Sport

Nie pozna smaku złota

Marta, legenda kobiecego futbolu, kończy karierę reprezentacyjną bez mistrzostwa olimpijskiego.

Marta (w środku) nie była w stanie pomóc Brazylii w zdobyciu złota. Fot. PAP/EPA

PIŁKA NOŻNA KOBIET

Zawodniczka Orlando Pride to jedna z najwybitniejszych postaci w historii żeńskiej piłki nożnej. Przez lata była symbolem rozwoju kobiecego futbolu. Sześciokrotnie była wybierana piłkarką roku. Jej kariera jest wybitna, zawodniczka wygrała wiele trofeów, ale brakowało jej sukcesu na igrzyskach. Zdecydowała, że turniej w Paryżu będzie jej pożegnaniem z reprezentacją Brazylii. Miał on się zakończyć w szczęśliwy sposób, złotym medalem olimpijskim. Skończyło się jednak na drugim miejscu. Tym samym Marta po raz trzeci zawiesiła na swojej szyi srebrny medal i po raz trzeci przegrała w finale olimpijskim ze Stanami Zjednoczonymi. Wcześniej srebro zdobywała w 2004 i 2008 roku. Od igrzysk w Atenach brała udział w każdym możliwym turnieju olimpijskim, ale swojego marzenia nie spełniła.

Miało wyjść inaczej

Zmagania w Paryżu były dla niej niezwykle trudne. Rozpoczęła je, grając w pierwszym składzie. W fazie grupowej Brazylia wygrała z Nigerią i poniosła dwie porażki z Japonią i Hiszpanią (Brazylijki wyszły z grupy z trzeciego miejsca). W tej ostatniej rywalizacji Marta znacząco osłabiła swoją reprezentację, gdy w doliczonym czasie pierwszej połowy została ukarana czerwoną kartką. Nie mogła tym samym zagrać w  ćwierćfinale z Francją i półfinale z Hiszpanią. Oba te spotkania Brazylijki wygrały, a Marta wróciła do kadry meczowej na finał z USA. Na boisko weszła jednak w momencie, gdy Amerykanki wygrywały już 1:0 po golu Mallory Swanson w 57 minucie. Nie była w stanie znacząco pomóc swojemu zespołowi. Pożegnała się więc z kadrą porażką i po raz pierwszy od 2004 roku bez gola na olimpijskim turnieju. Z pewnością nie tak wyobrażała sobie ten dzień. Nie tak wyobrażali sobie finał wszyscy, którzy kibicowali Brazylii podczas igrzysk.
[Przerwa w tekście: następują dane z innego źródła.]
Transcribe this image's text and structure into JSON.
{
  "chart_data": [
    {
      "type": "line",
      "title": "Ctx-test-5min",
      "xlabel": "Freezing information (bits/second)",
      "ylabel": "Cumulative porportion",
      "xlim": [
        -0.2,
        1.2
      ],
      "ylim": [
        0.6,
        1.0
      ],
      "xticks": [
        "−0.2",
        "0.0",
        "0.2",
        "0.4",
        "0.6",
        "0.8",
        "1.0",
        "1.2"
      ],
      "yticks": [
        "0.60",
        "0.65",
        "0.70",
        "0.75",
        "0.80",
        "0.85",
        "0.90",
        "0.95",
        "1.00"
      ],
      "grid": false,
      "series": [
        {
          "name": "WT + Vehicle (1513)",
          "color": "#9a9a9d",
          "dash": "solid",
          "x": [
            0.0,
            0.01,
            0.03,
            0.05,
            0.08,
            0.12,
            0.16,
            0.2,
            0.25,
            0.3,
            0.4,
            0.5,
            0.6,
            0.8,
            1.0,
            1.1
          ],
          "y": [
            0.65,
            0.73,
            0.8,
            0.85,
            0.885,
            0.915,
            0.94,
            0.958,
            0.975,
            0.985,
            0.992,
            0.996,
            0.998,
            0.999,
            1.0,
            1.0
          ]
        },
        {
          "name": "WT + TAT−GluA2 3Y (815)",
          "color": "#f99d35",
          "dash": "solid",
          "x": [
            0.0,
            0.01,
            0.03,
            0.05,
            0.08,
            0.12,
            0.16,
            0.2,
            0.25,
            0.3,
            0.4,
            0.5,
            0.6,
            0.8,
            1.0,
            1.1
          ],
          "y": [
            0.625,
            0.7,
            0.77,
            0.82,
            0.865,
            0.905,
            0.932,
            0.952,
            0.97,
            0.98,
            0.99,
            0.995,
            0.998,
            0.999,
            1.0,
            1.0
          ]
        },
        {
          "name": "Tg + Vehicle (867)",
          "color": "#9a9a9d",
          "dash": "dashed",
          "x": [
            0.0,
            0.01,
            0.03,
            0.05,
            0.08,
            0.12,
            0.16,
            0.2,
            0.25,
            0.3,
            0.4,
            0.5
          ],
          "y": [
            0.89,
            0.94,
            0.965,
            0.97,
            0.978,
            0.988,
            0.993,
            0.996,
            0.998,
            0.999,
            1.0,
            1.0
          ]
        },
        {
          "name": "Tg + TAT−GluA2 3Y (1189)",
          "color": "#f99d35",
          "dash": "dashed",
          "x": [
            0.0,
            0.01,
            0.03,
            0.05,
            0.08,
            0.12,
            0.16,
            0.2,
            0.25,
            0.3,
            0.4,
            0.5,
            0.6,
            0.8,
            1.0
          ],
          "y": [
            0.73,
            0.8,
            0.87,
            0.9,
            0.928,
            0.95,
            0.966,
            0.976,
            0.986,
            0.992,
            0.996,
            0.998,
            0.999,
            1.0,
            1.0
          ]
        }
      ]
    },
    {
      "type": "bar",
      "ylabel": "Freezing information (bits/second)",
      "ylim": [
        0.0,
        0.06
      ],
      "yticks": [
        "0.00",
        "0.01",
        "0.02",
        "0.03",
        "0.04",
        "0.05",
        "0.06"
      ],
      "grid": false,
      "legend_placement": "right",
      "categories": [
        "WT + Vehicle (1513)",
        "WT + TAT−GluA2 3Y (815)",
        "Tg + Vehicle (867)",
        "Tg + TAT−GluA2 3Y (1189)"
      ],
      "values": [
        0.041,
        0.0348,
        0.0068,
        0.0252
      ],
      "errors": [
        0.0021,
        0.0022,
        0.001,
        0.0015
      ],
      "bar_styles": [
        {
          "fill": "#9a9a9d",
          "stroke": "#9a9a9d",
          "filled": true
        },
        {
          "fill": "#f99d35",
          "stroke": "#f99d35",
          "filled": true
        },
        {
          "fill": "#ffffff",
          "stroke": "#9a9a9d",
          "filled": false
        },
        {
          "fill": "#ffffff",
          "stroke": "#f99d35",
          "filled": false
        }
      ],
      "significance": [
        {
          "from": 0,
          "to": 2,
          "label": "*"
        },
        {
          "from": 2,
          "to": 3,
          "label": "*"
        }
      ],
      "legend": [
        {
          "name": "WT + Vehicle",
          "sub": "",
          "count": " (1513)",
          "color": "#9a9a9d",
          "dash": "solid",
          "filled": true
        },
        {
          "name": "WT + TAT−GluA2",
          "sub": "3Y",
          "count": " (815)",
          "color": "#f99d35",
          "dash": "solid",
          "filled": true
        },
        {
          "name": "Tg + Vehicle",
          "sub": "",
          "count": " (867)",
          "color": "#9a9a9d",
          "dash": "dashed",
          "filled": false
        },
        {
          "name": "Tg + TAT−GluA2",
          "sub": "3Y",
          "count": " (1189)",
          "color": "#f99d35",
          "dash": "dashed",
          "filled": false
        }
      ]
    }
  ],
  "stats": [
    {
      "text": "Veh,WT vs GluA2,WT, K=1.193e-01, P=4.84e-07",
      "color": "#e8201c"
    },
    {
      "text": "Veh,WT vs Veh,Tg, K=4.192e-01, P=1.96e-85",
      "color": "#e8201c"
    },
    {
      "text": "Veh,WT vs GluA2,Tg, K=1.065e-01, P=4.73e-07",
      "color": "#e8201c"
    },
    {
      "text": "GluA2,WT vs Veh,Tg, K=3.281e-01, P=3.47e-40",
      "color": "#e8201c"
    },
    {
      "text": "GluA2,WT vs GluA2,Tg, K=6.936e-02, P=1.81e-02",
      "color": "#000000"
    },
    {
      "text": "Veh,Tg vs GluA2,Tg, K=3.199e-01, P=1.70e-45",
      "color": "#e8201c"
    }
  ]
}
Na trybunach stadionu Parc des Princes niektórzy kibice przygotowali specjalne transparenty żegnające Martę. Oni też mieli nadzieję na jej pierwsze złoto.

Cztery gole

Kobiecy turniej piłkarski organizowany jest na igrzyskach od 1996 roku. Można z pełnym przekonaniem stwierdzić, że Amerykanki zdominowały tę konkurencję. W sobotę po raz piąty w historii (na osiem turniejów) sięgnęły po złote medale. Tylko raz w historii nie znalazły się na podium rywalizacji (2016). W Tokio w 2021 roku zajęły trzecie miejsce, a w Sydney (2000) zdobyły srebrne krążki. To dominatorki, które tym razem pokonały Brazylię. Do zwycięstwa potrzebowały tylko jednego gola, jednej składnej akcji, którą wykończyła Swanson. Dla niej były to drugie igrzyska, w których czynnie brała udział. Wcześniej grała w 2016 roku w Rio de Janeiro, gdzie Amerykanki spektakularnie odpadły w ćwierćfinale. Zdobyła wtedy jednego gola w meczu grupowym z Kolumbią. W zakończonych w sobotę zmaganiach była skuteczniejsza, bo podczas igrzysk w Paryżu czterokrotnie pokonywała bramkarki.

Kacper Janoszka


Finał

Brazylia – USA 0:1 (0:0)

0:1 – Swanson (57)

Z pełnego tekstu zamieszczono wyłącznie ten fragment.